Kong AI Gateway → OpenObserve
Automatically capture token usage, latency, and model metadata for every request routed through Kong AI Gateway. Kong acts as a transparent OpenAI-compatible proxy, so the standard OpenAI instrumentor captures spans with no additional configuration.
Prerequisites
- Python 3.8+
- Kong Gateway running in DB-less mode with an OpenAI proxy route (Docker recommended)
- An OpenObserve account (cloud or self-hosted)
- Your OpenObserve organisation ID and Base64-encoded auth token
- An OpenAI API key
Installation
Configuration
Start Kong in DB-less mode with a declarative config that proxies to OpenAI:
# kong.yml
_format_version: "3.0"
services:
- name: openai-service
url: https://api.openai.com
routes:
- name: openai-route
paths:
- /openai
strip_path: true
docker run -d --name kong \
-e KONG_DATABASE=off \
-e KONG_DECLARATIVE_CONFIG=/kong/declarative/kong.yml \
-e KONG_PROXY_LISTEN=0.0.0.0:8000 \
-v $(pwd)/kong.yml:/kong/declarative/kong.yml \
-p 8000:8000 \
kong:latest
Create a .env file in your project root:
OPENOBSERVE_URL=https://api.openobserve.ai/
OPENOBSERVE_ORG=your_org_id
OPENOBSERVE_AUTH_TOKEN=Basic <your_base64_token>
OPENAI_API_KEY=your-openai-api-key
KONG_GATEWAY_URL=http://localhost:8000/openai/v1
Instrumentation
Call OpenAIInstrumentor().instrument() before creating the OpenAI client. Point the client at the Kong proxy URL and pass your OpenAI API key directly.

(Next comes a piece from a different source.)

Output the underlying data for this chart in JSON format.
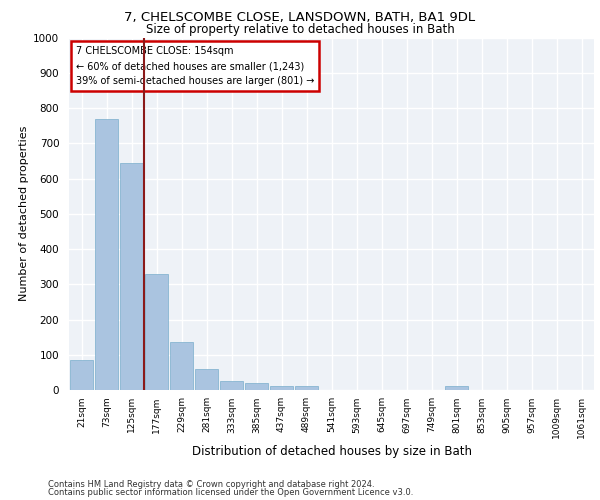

from dotenv import load_dotenv
load_dotenv()
from openinference.instrumentation.openai import OpenAIInstrumentor
from openobserve import openobserve_init
OpenAIInstrumentor().instrument()
openobserve_init()
import os
from openai import OpenAI
client = OpenAI(
api_key=os.environ["OPENAI_API_KEY"],
base_url=os.environ.get("KONG_GATEWAY_URL", "http://localhost:8000/openai/v1"),
)
response = client.chat.completions.create(
model="gpt-4o-mini",
messages=[{"role": "user", "content": "Explain distributed tracing in one sentence."}],
max_tokens=20,
)
print(response.choices[0].message.content)
What Gets Captured
| Attribute | Description |
|---|---|
llm_system |
openai |
llm_model_name |
Resolved model returned by the API (e.g. gpt-4o-mini-2024-07-18) |
llm_request_parameters_model |
Model name sent in the request (e.g. gpt-4o-mini) |
llm_request_parameters_max_tokens |
max_tokens value from the request |
gen_ai_response_model |
Same as llm_model_name |
llm_observation_type |
GENERATION |
llm_token_count_prompt |
Prompt tokens consumed |
llm_token_count_completion |
Completion tokens returned |
llm_token_count_total |
Total tokens consumed |
llm_token_count_prompt_details_cache_read |
Cached prompt tokens |
llm_token_count_prompt_details_audio |
Audio prompt tokens |
llm_token_count_completion_details_reasoning |
Reasoning tokens |
llm_token_count_completion_details_audio |
Audio completion tokens |
llm_usage_tokens_input |
Input tokens (mirrors prompt count) |
llm_usage_tokens_output |
Output tokens (mirrors completion count) |
llm_usage_tokens_total |
Total tokens |
llm_usage_cost_input |
Estimated input cost in USD |
llm_usage_cost_output |
Estimated output cost in USD |
llm_invocation_parameters |
JSON string of model config sent with the request |
openinference_span_kind |
LLM |
operation_name |
ChatCompletion |
input_mime_type |
application/json |
output_mime_type |
application/json |
duration |
End-to-end latency including Kong proxy overhead |
span_status |
OK on success, ERROR on failure |
Viewing Traces
- Log in to OpenObserve and navigate to Traces
- Spans appear with
operation_name: ChatCompletionandllm_system: openai - Since Kong is a transparent proxy, spans look identical to direct OpenAI calls. Use
service_nameor a custom span attribute to tag Kong traffic separately - Use
durationto measure Kong proxy overhead versus direct API latency

Next Steps
With Kong AI Gateway instrumented, every proxied request is recorded in OpenObserve. From here you can monitor latency per route, track token usage across consumers, and set alerts on error rates.